The rise of the enhanced annuity

by Peter

glassesWe have recently noted that enhanced annuities are becoming increasingly popular according to sales figures emerging from the pension industry. This is, in general terms, considered to be a good thing as it means more retirees are getting the annuity they are entitled to, not the one that suits there current pension provider.

Recently some industry experts have been giving they’re assessment as to why the sales of enhanced pension annuities have been rising. Vince Smith-Hughes who works for Prudential puts the increase down to better availability, more diversity in the product and increased awareness of enhanced rates by both annuitants and the people advising them. However it should be noted that not every enhanced annuity product is the same and that there is likely to be a broad range of choice between each provider. Thus, it is argued that those advising annuitants should consult as many annuity providers as is possible to ensure they get the best deal for their client.

As well as speaking to lots of providers, those who are eligible for enhanced rates should also be aware that they can get enhanced terms from several types of annuity, not just conventional annuities.

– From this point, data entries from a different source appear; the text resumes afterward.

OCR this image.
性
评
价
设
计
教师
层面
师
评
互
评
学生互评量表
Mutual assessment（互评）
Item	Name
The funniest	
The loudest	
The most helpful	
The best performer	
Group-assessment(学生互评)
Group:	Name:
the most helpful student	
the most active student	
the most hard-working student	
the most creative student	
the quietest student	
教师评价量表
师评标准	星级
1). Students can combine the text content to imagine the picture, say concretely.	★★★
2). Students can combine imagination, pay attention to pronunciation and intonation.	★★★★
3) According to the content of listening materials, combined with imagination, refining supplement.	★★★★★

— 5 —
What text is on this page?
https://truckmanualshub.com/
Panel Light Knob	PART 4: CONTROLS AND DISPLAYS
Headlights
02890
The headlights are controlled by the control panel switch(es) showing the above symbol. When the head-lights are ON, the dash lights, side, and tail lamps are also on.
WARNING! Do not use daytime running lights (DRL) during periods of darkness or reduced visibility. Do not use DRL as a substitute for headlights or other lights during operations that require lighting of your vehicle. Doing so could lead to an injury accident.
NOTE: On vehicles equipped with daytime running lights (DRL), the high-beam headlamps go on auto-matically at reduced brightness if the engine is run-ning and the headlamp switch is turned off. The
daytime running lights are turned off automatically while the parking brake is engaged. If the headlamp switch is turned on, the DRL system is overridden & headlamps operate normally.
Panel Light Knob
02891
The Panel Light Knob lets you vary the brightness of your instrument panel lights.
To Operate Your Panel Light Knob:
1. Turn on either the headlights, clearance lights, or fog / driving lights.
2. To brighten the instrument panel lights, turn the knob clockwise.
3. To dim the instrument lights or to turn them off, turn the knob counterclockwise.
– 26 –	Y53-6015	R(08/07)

For example, enhanced rates can be sought from asset-backed annuities such as unit-linked or with-profits annuities.  The downside is with more people taking enhanced rates, rates for the healthy fall.

As well as greater availability and awareness, the application process has been streamlined but has also paradoxically managed to cover more medical conditions. If you do have an illness or lifestyle condition that impacts on life expectancy then the news from the annuity industry is encouraging. If you are fit and well then the chances are your rates may start to suffer.